ARTI PERKEMBANGAN MENURUT FILSAFAT
POSITIVISME MENURUT AUGUSTE COMTE
A.
PENDAHULUAN
Positivisme
yang menandai krisis pengetahuan Barat itu sebenarnya merupakan salah satu dari
sekian banyak aliran filsafat Barat, dan aliran ini berkembang sejak abad ke-19
dengan perintisnya Auguste Comte. Meski dalam beberapa segi positivisme
mengandung kebaruan, pandangan ini bukan barang yang sama sekali baru, karena
sebelum Kant sudah berkembang empirisme yang dalam beberapa segi bersesuain
dengan positivisme. Lebih tepatlah bila dipandang bahwa positivisme merupakan
peruncing trend sejarah pemikiran Barat modern yang telah mulai menyingsing
sejak ambruknya tatanan dunia Abad Pertengahan, melalui rasionaliosme dan
empirisme. Apa yang baru dalam positivisme adalah sorotan khususnya terhadap
metodologi ilmu pengetahuan, bahkan dapat dikatakan bahwa pandangan ini sangat
menitikberatkan metodologi dalam refleksi filsafatnya. Kalau dalam empirisme
dan rasionalisme pengetahuan masih direfleksikan, dalam positivisme kedudukan
pengetahuan diganti metodologi, dan satu-satunya metodologi berkembang secara
meyakinkan sejak Renaissance, dan subur pada masa Aufklarung adalah metodologi
ilmu-ilmu alam. Oleh karena itu, positivisme menempatkan metodologi ilmu-ilmu
alam pada ruang yang dulunya menjadi wilayah refleksi epistemologi, yaitu
pengetahuan manusia tentang kenyataan.[1]
Oleh
karena itu dalam sejarah Filsafat Barat, abad ke-19 dinyatakan sebagai Abad
Positivisme yang ditandai dengan peranan yang sangat menentukan dari
fikiran-fikiran ilmiah, dalam arti fikiran-fikiran ilmiah. Kebenaran filsafati
diukur menurut nilai “positif”nya, sedang perhatian baru, lahir, terhadap
filsafat yang lebih menekankan kepada segi-segi yang bersifat praktis. Orang
tidak lagi memandang “dunia yang abstrak” sebagai hal yang penting.
B.
POKOK-POKOK
PEMIKIRAN
Istilah
“positivisme” diperkenalkan oleh Auguste Comte. Istilah itu berasal dari kata
“positif”. Dalam prakata Cours
de Philosophie Positive, dia
mulai memakai istilah “filsafat positif” dan terus menggunakannya dengan arti
yang konsisten di sepanjang bukunya. Kata “filsafat”, dia artikan sebagai
“sistem umum tentang konsep-konsep manusia”, sedangkan “positif” diartikannya
sebagai “teori yang bertujuan untuk penyusunan fakta-fakta yang teramati”.

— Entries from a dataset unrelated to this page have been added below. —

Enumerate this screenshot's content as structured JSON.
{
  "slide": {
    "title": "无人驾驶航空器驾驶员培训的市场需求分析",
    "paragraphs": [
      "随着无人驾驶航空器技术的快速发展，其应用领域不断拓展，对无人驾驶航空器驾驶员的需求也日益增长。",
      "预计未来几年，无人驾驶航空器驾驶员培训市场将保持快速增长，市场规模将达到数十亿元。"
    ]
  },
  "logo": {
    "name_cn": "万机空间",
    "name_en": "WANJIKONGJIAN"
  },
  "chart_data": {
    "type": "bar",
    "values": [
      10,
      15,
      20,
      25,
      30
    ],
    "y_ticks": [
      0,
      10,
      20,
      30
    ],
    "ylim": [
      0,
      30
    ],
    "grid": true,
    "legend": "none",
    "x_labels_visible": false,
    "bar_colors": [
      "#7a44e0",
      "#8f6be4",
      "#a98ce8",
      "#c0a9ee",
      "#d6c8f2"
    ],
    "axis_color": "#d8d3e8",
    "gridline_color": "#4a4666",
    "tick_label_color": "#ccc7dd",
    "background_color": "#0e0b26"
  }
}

Dengan kata lain, “positif” sama dengan “factual”, atau apa yang berdasarkan
fakta-fakta. Dalam hal ini, positivisme menegaskan bahwa pengetahuan hendaknya
tidak melampaui fakta-fakta.
Auguste Comte dalam
seluruh pandangannya bertolak dari hukum tiga tahap (stadia) yang ia ciptakan,
yaitu hukum yang menerangkan bahwa jika manusia, baik sebagai perorangan maupun
sebagai satu keseluruhan, demikian pula masyarakat, dalam perkembangannya
berlangsung melalui tiga tahap, yaitu : tahap teologi atau fiktif, tahap
metafisik atau abstrak dan tahap positif atau riil.
1. Tahap
teologi atau fiktif
Merupakan
tahap di kala manusia selalu berusaha untuk mencari sebab yang pertama atau tujuan
akhir dari segala sesuatu. Gejala-gejala yang menarik perhatiannya diterangkan
dengan kepercayaan bahwa ada kekuatan yang dikodrati atau transendental yang
menagatur, yang menjadi sebab pertama atau tujuan terakhir dari gejala-gejala
itu. Tahap teologik ini, dalam perkembangannya juga berlangsung secara
beratahap, yaitu melaui fetisysme (segala sesuatu yang berada disekeliling
manusia mempunyai suasana kehidupan sama seperti manusia sendiri), politeisme (pengaruh kehidupan masyarakat berasal dari makhluk-makhluk yang tidak
kelihatan yang berada disekeliling manusia), monoteisme (pengaruh
kehidupan masyarakat berasal dari kekuatan mutlak, adikodrati yaitu Tuhan Yang
Maha Esa).
2. Tahap
metafisik atau abstrak
Merupakan
tahap di kala manusia masih tetap berusaha untuk mengetahui sebab pertama dan
tujuan terakhir dari segala sesuatu, akan tetapi manusia sudah tidak lagi
menyandarkan diri kepada kepercayaan akan adanay kekuatan akalnya sendiri akal
yang telah mampu untuk melakukan abstraksi guna menemukan hakikat atau
substansi dari segala sesuatu yang ingin diketahuinya.
3. Tahap
positif atau riil
Merupakan
tahap di kala manusia telah sampai pada pengetahuan yang tidak abstrak, tetapi
pasti, jelas dan bermanfaat. Tahap ini juga manusia telah maju yaitu telah
mampu berfikir secara positif atau riil, atas dasar pengetahuan yang telah
dicapainya, yang dikembangkan secara positif melalui pengamatan, percobaan dan
perbandingan.
Dengan
pendirian “Savoir pour prevoir” beserta mottonya “Ordre et proges”, Comte
memandang tahap positif sebagai tahap akhir atau puncak dari perkembangan.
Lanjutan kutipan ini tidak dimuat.